Il cambiamento radicale nel mondo dell’informazione in un delicato equilibrio tra stampa e digitale, tra social e radio-TV, che stiamo vivendo non riguarda solo gli addetti ai lavori, ma ciascun cittadino. È arrivato il tempo della responsabilità.

La responsabilità di chi firma una notizia, che deve essere verificata e approfondita, ma anche la responsabilità di ciascuno nell’informarsi da fonti serie e autorevoli. I giornalisti che vogliono salvare la professione sono chiamati, in qualche modo, a diventare editori di se stessi e a costruire un nuovo solido patto con i lettori. Non è facile, ma il momento può essere propizio. C’è la necessità di un cambio di paradigma reale e profondo nel racconto della realtà ed è un bisogno avvertito in tutta Europa.

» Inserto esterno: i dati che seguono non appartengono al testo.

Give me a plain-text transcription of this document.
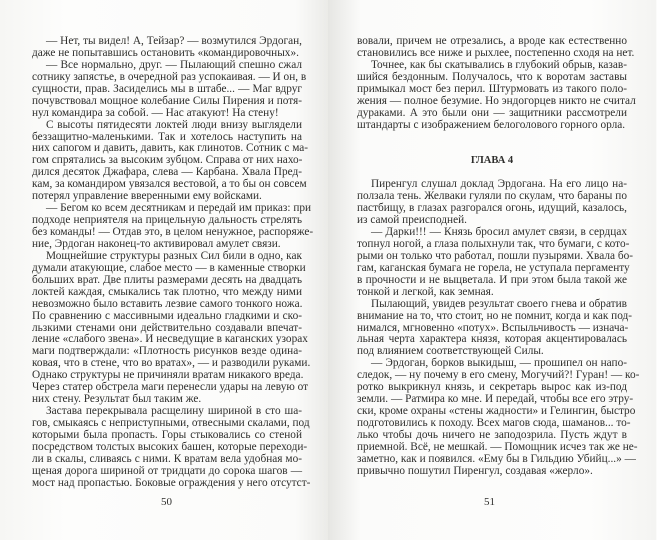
— Нет, ты видел! А, Тейзар? — возмутился Эрдоган,
даже не попытавшись остановить «командировочных».
— Все нормально, друг. — Пылающий спешно сжал
сотнику запястье, в очередной раз успокаивая. — И он, в
сущности, прав. Засиделись мы в штабе... — Маг вдруг
почувствовал мощное колебание Силы Пирения и потя-
нул командира за собой. — Нас атакуют! На стену!
С высоты пятидесяти локтей люди внизу выглядели
беззащитно-маленькими. Так и хотелось наступить на
них сапогом и давить, давить, как глинотов. Сотник с ма-
гом спрятались за высоким зубцом. Справа от них нахо-
дился десяток Джафара, слева — Карбана. Хвала Пред-
кам, за командиром увязался вестовой, а то бы он совсем
потерял управление вверенными ему войсками.
— Бегом ко всем десятникам и передай им приказ: при
подходе неприятеля на прицельную дальность стрелять
без команды! — Отдав это, в целом ненужное, распоряже-
ние, Эрдоган наконец-то активировал амулет связи.
Мощнейшие структуры разных Сил били в одно, как
думали атакующие, слабое место — в каменные створки
больших врат. Две плиты размерами десять на двадцать
локтей каждая, смыкались так плотно, что между ними
невозможно было вставить лезвие самого тонкого ножа.
По сравнению с массивными идеально гладкими и ско-
льзкими стенами они действительно создавали впечат-
ление «слабого звена». И несведущие в каганских узорах
маги подтверждали: «Плотность рисунков везде одина-
ковая, что в стене, что во вратах», — и разводили руками.
Однако структуры не причиняли вратам никакого вреда.
Через статер обстрела маги перенесли удары на левую от
них стену. Результат был таким же.
Застава перекрывала расщелину шириной в сто ша-
гов, смыкаясь с неприступными, отвесными скалами, под
которыми была пропасть. Горы стыковались со стеной
посредством толстых высоких башен, которые переходи-
ли в скалы, сливаясь с ними. К вратам вела удобная мо-
щеная дорога шириной от тридцати до сорока шагов —
мост над пропастью. Боковые ограждения у него отсутст-
50
вовали, причем не отрезались, а вроде как естественно
становились все ниже и рыхлее, постепенно сходя на нет.
Точнее, как бы скатывались в глубокий обрыв, казав-
шийся бездонным. Получалось, что к воротам заставы
примыкал мост без перил. Штурмовать из такого поло-
жения — полное безумие. Но эндогорцев никто не считал
дураками. А это были они — защитники рассмотрели
штандарты с изображением белоголового горного орла.
ГЛАВА 4
Пиренгул слушал доклад Эрдогана. На его лицо на-
ползала тень. Желваки гуляли по скулам, что бараны по
пастбищу, в глазах разгорался огонь, идущий, казалось,
из самой преисподней.
— Дарки!!! — Князь бросил амулет связи, в сердцах
топнул ногой, а глаза полыхнули так, что бумаги, с кото-
рыми он только что работал, пошли пузырями. Хвала бо-
гам, каганская бумага не горела, не уступала пергаменту
в прочности и не выцветала. И при этом была такой же
тонкой и легкой, как земная.
Пылающий, увидев результат своего гнева и обратив
внимание на то, что стоит, но не помнит, когда и как под-
нимался, мгновенно «потух». Вспыльчивость — изнача-
льная черта характера князя, которая акцентировалась
под влиянием соответствующей Силы.
— Эрдоган, борков выкидыш, — прошипел он напо-
следок, — ну почему в его смену, Могучий?! Гуран! — ко-
ротко выкрикнул князь, и секретарь вырос как из-под
земли. — Ратмира ко мне. И передай, чтобы все его этру-
ски, кроме охраны «стены жадности» и Гелингин, быстро
подготовились к походу. Всех магов сюда, шаманов... то-
лько чтобы дочь ничего не заподозрила. Пусть ждут в
приемной. Всё, не мешкай. — Помощник исчез так же не-
заметно, как и появился. «Ему бы в Гильдию Убийц...» —
привычно пошутил Пиренгул, создавая «жерло».
51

Responsabilità è stata anche la parola chiave di un recente dibattito a Torino promosso in occasione della festa di San Francesco di Sales (patrono dei giornalisti), dall’UCSI Piemonte con la FISC. Un’occasione formativa per approfondire le difficoltà e le insidie del giornalismo, ma anche la passione per uno dei mestieri più belli del mondo. Formare nuove generazioni di giornalisti è essenziale per garantire un futuro a un’informazione capace di essere il polmone della società democratica. Ma è altrettanto vero che, perché questo accada, la stessa informazione deve dare dignità, lavoro (retribuito) e quindi un futuro ai giovani.

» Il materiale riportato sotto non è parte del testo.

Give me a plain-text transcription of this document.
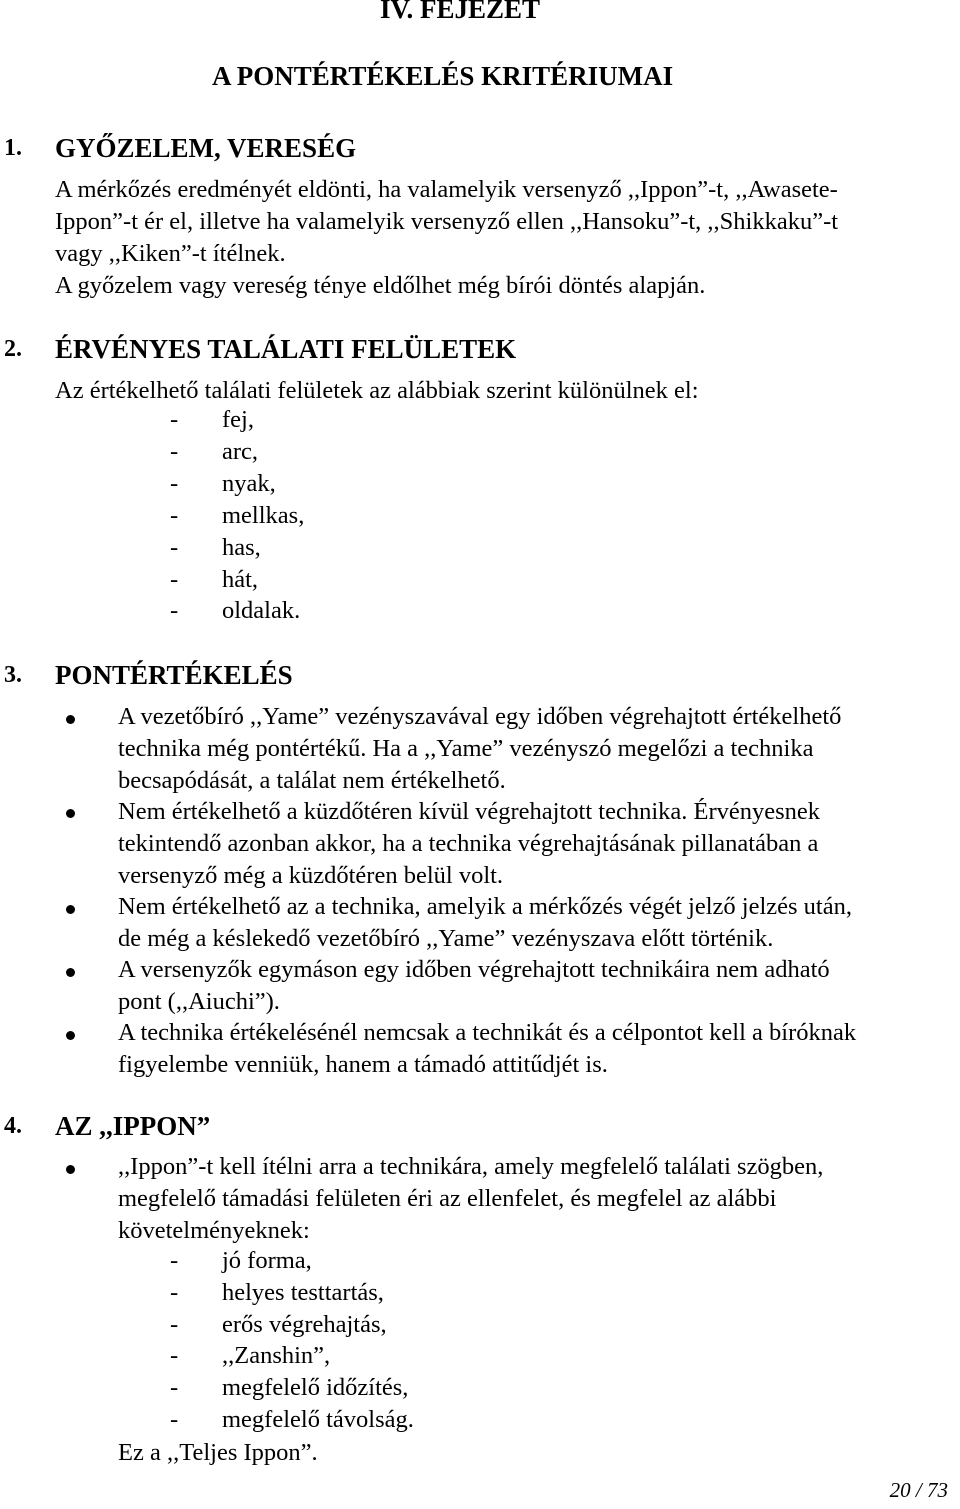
IV. FEJEZET
A PONTÉRTÉKELÉS KRITÉRIUMAI
1. GYŐZELEM, VERESÉG
A mérkőzés eredményét eldönti, ha valamelyik versenyző ,,Ippon”-t, ,,Awasete-
Ippon”-t ér el, illetve ha valamelyik versenyző ellen ,,Hansoku”-t, ,,Shikkaku”-t
vagy ,,Kiken”-t ítélnek.
A győzelem vagy vereség ténye eldőlhet még bírói döntés alapján.
2. ÉRVÉNYES TALÁLATI FELÜLETEK
Az értékelhető találati felületek az alábbiak szerint különülnek el:
- fej,
- arc,
- nyak,
- mellkas,
- has,
- hát,
- oldalak.
3. PONTÉRTÉKELÉS
A vezetőbíró ,,Yame” vezényszavával egy időben végrehajtott értékelhető
technika még pontértékű. Ha a ,,Yame” vezényszó megelőzi a technika
becsapódását, a találat nem értékelhető.
Nem értékelhető a küzdőtéren kívül végrehajtott technika. Érvényesnek
tekintendő azonban akkor, ha a technika végrehajtásának pillanatában a
versenyző még a küzdőtéren belül volt.
Nem értékelhető az a technika, amelyik a mérkőzés végét jelző jelzés után,
de még a késlekedő vezetőbíró ,,Yame” vezényszava előtt történik.
A versenyzők egymáson egy időben végrehajtott technikáira nem adható
pont (,,Aiuchi”).
A technika értékelésénél nemcsak a technikát és a célpontot kell a bíróknak
figyelembe venniük, hanem a támadó attitűdjét is.
4. AZ ,,IPPON”
,,Ippon”-t kell ítélni arra a technikára, amely megfelelő találati szögben,
megfelelő támadási felületen éri az ellenfelet, és megfelel az alábbi
követelményeknek:
- jó forma,
- helyes testtartás,
- erős végrehajtás,
- ,,Zanshin”,
- megfelelő időzítés,
- megfelelő távolság.
Ez a ,,Teljes Ippon”.
20 / 73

Se questo non succederà, la sopravvivenza del giornalismo sarà davvero una missione impossibile e a vincere saranno le fake news divulgate per interessi particolari mettendo così seriamente a rischio il nostro sistema democratico. La buona notizia è che sono in crescita incontri, dibattiti, riflessioni sul giornalismo.
E non è solo un lamento, seppur ancora come piccoli germogli, stanno fiorendo proposte, nuovi stili, volontà di affrontare il cambiamento con professionalità. In una formazione continua che non dovrebbe mai abbandonare chi svolge un ruolo così delicato come è quello di dare voce, dopo aver ascoltato.